Particles add another layer to the problem. As the article states, they deposit out of the air, and they can resuspend, e.g., due to human activity. They can also hitch a ride on people and things. They also get captured in ventilation system filters. Finally the rates at which they do all these things depends strongly on the particle size -- and the particle size can change due to things like coagulation.

[0] http://camp.cos.gmu.edu/20th-announcement.html


Can confirm that similar tests were run in the DC Metro as early as 2003.


Can you point to a word, or collection of words in the title that you think suggests malice? Or, is it the whole title that makes the suggestion?

As I am reading the title, no malice is suggested. It seems to just be a plain statement of fact.


"Bioterror research in the subway" brings to mind live virus or bacterial tests with "harmless" microbes like the tests over San Franciscon in the 1950's that may or may not have sickened (or possibly killed) residents sickened by the bacteria.

https://en.wikipedia.org/wiki/Operation_Sea-Spray

Though I wonder what testing was done to prove that the aerosol (made from wheat and corn starch, tagged with DNA) they they are spraying this time is harmless?


I think it's the juxtaposition of "US government," "bioterror," and "NYC subway system" (i.e. place with lots of people) that collectively sort of create the expectation that the story is going to be about the government doing experiments that put a bunch of civilians at risk. I think there's also a certain expectation set by the fact that it is a news story that it's going to be a news story about something at least arguably bad that the government did.

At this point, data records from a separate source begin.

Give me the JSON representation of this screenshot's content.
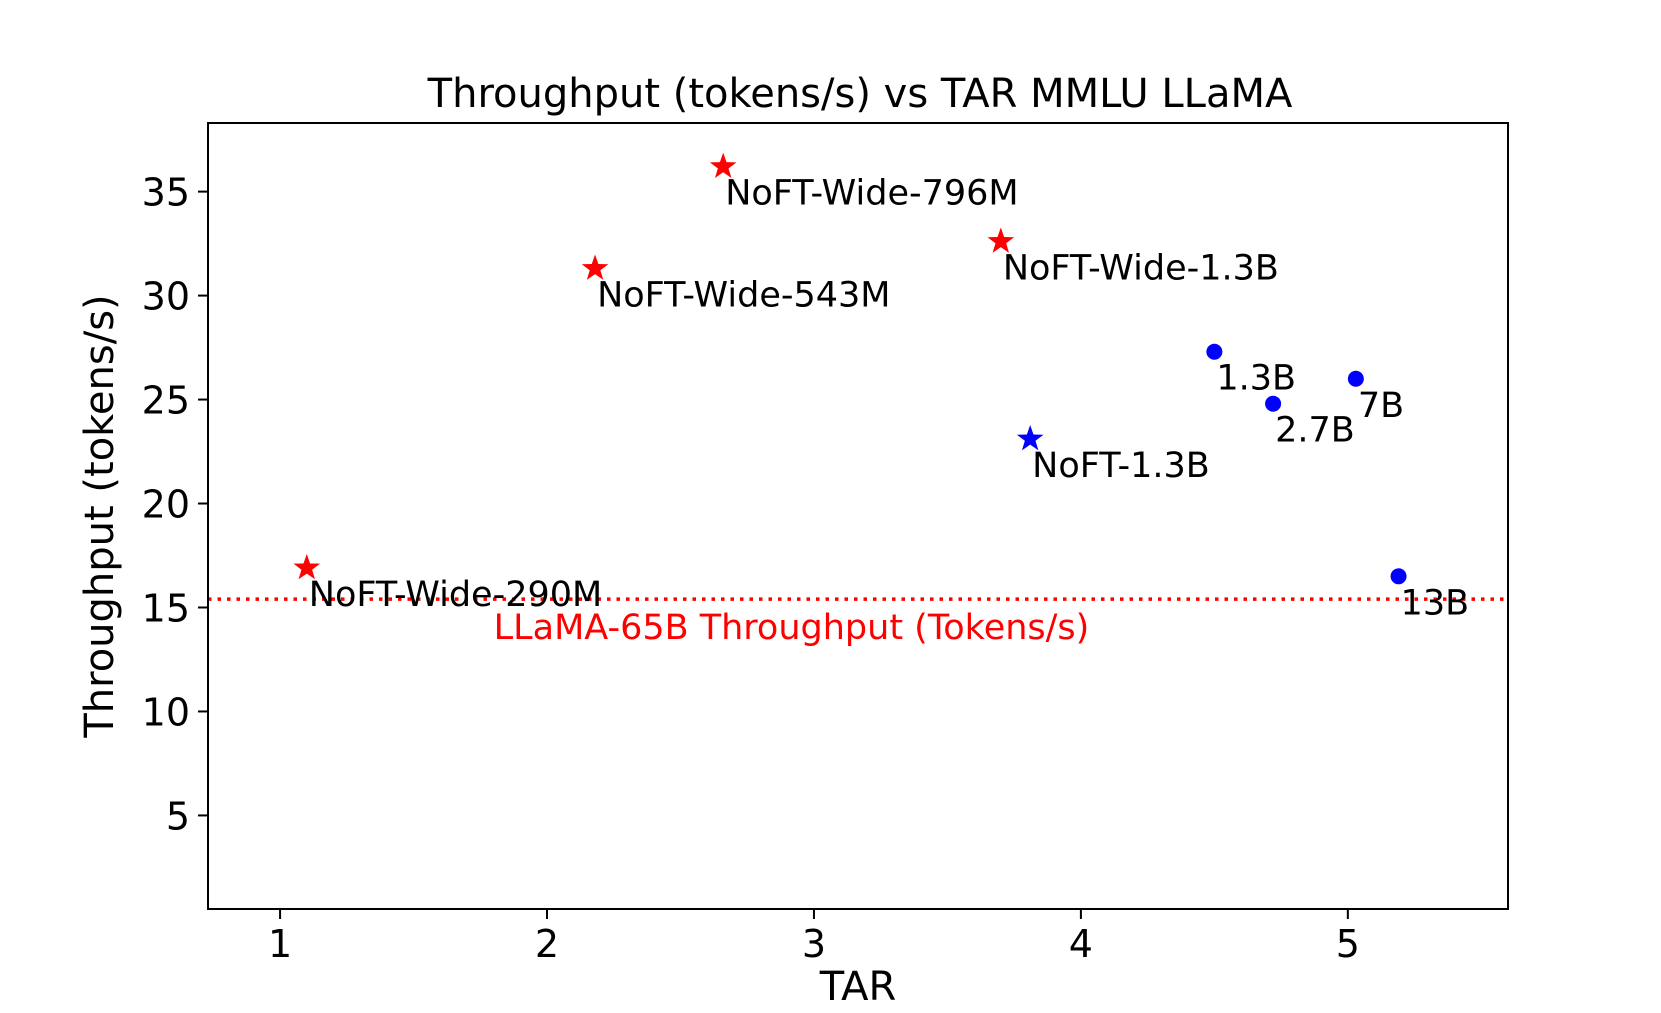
{
  "chart_data": {
    "type": "scatter",
    "title": "Throughput (tokens/s) vs TAR MMLU LLaMA",
    "xlabel": "TAR",
    "ylabel": "Throughput (tokens/s)",
    "xlim": [
      0.73,
      5.6
    ],
    "ylim": [
      0.5,
      38.3
    ],
    "x_ticks": [
      1,
      2,
      3,
      4,
      5
    ],
    "y_ticks": [
      5,
      10,
      15,
      20,
      25,
      30,
      35
    ],
    "grid": false,
    "points": [
      {
        "x": 1.1,
        "y": 16.9,
        "label": "NoFT-Wide-290M",
        "marker": "star",
        "color": "#ff0000"
      },
      {
        "x": 2.18,
        "y": 31.3,
        "label": "NoFT-Wide-543M",
        "marker": "star",
        "color": "#ff0000"
      },
      {
        "x": 2.66,
        "y": 36.2,
        "label": "NoFT-Wide-796M",
        "marker": "star",
        "color": "#ff0000"
      },
      {
        "x": 3.7,
        "y": 32.6,
        "label": "NoFT-Wide-1.3B",
        "marker": "star",
        "color": "#ff0000"
      },
      {
        "x": 3.81,
        "y": 23.1,
        "label": "NoFT-1.3B",
        "marker": "star",
        "color": "#0000ff"
      },
      {
        "x": 4.5,
        "y": 27.3,
        "label": "1.3B",
        "marker": "circle",
        "color": "#0000ff"
      },
      {
        "x": 4.72,
        "y": 24.8,
        "label": "2.7B",
        "marker": "circle",
        "color": "#0000ff"
      },
      {
        "x": 5.03,
        "y": 26.0,
        "label": "7B",
        "marker": "circle",
        "color": "#0000ff"
      },
      {
        "x": 5.19,
        "y": 16.5,
        "label": "13B",
        "marker": "circle",
        "color": "#0000ff"
      }
    ],
    "reference_line": {
      "y": 15.4,
      "label": "LLaMA-65B Throughput (Tokens/s)",
      "color": "#ff0000",
      "style": "dotted"
    }
  }
}
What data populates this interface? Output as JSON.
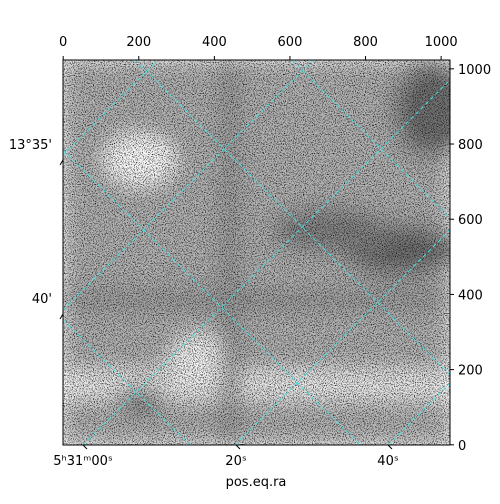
{
  "chart_data": {
    "type": "image",
    "xlim": [
      -0.5,
      1023.5
    ],
    "xticks": [
      0,
      200,
      400,
      600,
      800,
      1000
    ],
    "ylim": [
      -0.5,
      1023.5
    ],
    "yticks": [
      0,
      200,
      400,
      600,
      800,
      1000
    ],
    "ra_ticks": [
      "5ʰ31ᵐ00ˢ",
      "20ˢ",
      "40ˢ"
    ],
    "dec_ticks": [
      "13°35'",
      "40'"
    ],
    "xlabel": "pos.eq.ra"
  }
}
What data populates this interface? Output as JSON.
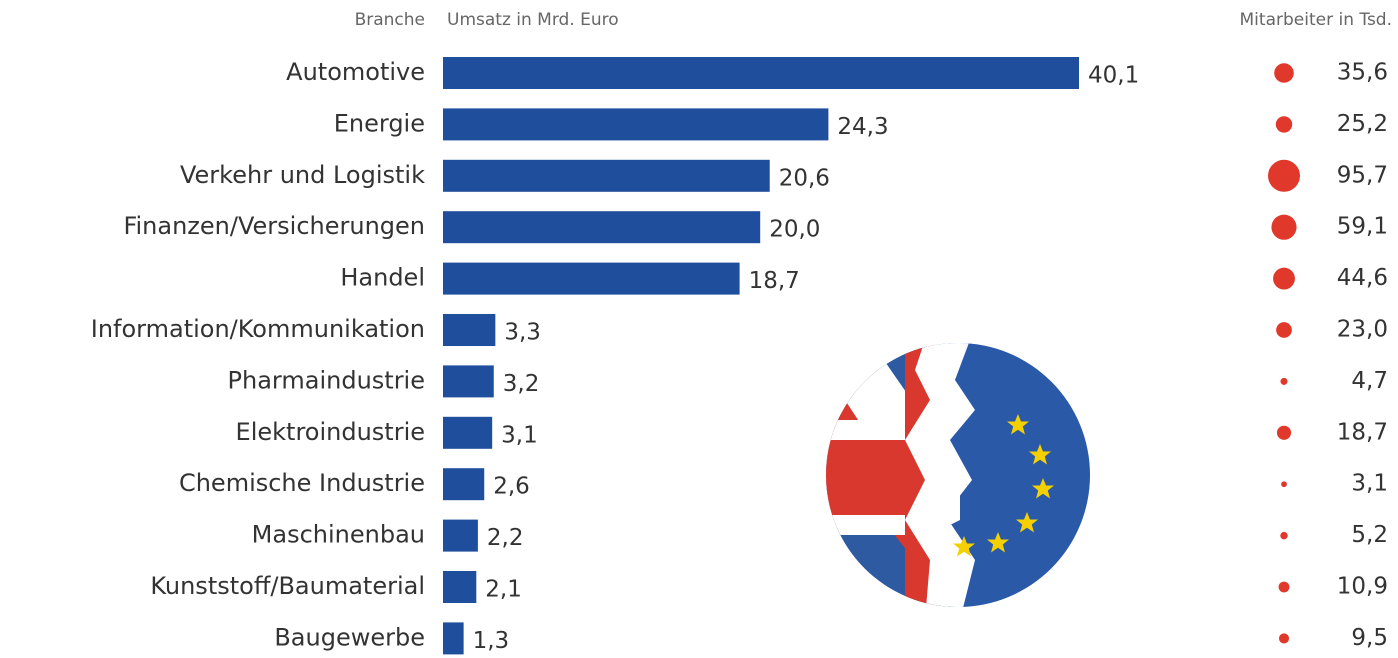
{
  "chart_data": {
    "type": "bar",
    "orientation": "horizontal",
    "category_label": "Branche",
    "categories": [
      "Automotive",
      "Energie",
      "Verkehr und Logistik",
      "Finanzen/Versicherungen",
      "Handel",
      "Information/Kommunikation",
      "Pharmaindustrie",
      "Elektroindustrie",
      "Chemische Industrie",
      "Maschinenbau",
      "Kunststoff/Baumaterial",
      "Baugewerbe"
    ],
    "series": [
      {
        "name": "Umsatz in Mrd. Euro",
        "type": "bar",
        "color": "#1f4e9c",
        "values": [
          40.1,
          24.3,
          20.6,
          20.0,
          18.7,
          3.3,
          3.2,
          3.1,
          2.6,
          2.2,
          2.1,
          1.3
        ],
        "value_labels": [
          "40,1",
          "24,3",
          "20,6",
          "20,0",
          "18,7",
          "3,3",
          "3,2",
          "3,1",
          "2,6",
          "2,2",
          "2,1",
          "1,3"
        ]
      },
      {
        "name": "Mitarbeiter in Tsd.",
        "type": "bubble",
        "color": "#e0392b",
        "values": [
          35.6,
          25.2,
          95.7,
          59.1,
          44.6,
          23.0,
          4.7,
          18.7,
          3.1,
          5.2,
          10.9,
          9.5
        ],
        "value_labels": [
          "35,6",
          "25,2",
          "95,7",
          "59,1",
          "44,6",
          "23,0",
          "4,7",
          "18,7",
          "3,1",
          "5,2",
          "10,9",
          "9,5"
        ]
      }
    ]
  }
}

I'm not sure that the headline is even clickbaity--don't know how I'd rewrite it. But I can easily see someone reading it to go to the story with an expectation of malice or at least stupidity.


They conducted airflow tests in order to understand and model how airborne material would spread. They didn't conduct bioterror research.


Well, they conducted airflow tests related to bioterror threats which is most of what makes the story newsworthy. But that's getting a bit long for a headline.


Ok, we'll use that phrase in the title above.


...man, I was all ready to get out the pitchforks in response to "bioterror" research in a public place, but it turns out it's more "fluid dynamics research prompted by the risk of particulate bioweapons". It's not a clickbait title, but it asymptotically approaches one.


In journalism school we were taught that a headline should be concise and honestly convey the meaning of the story. We hadn't yet heard about the progress of clickbait.


If it's written by BBC, it's probably not going to be something very damning about the U.S. government, quite the contrary.


Let us not make wide sweeping statements about the journalistic relationship between one of the world's largest news organizations and one of the world's largest nations. Seems a bit blunt.


The highest profile US headline on the BBC front page right now is "US warned over high poverty by IMF", so I don't think they have a problem being critical.


In case you were wondering, the author is a NYC local.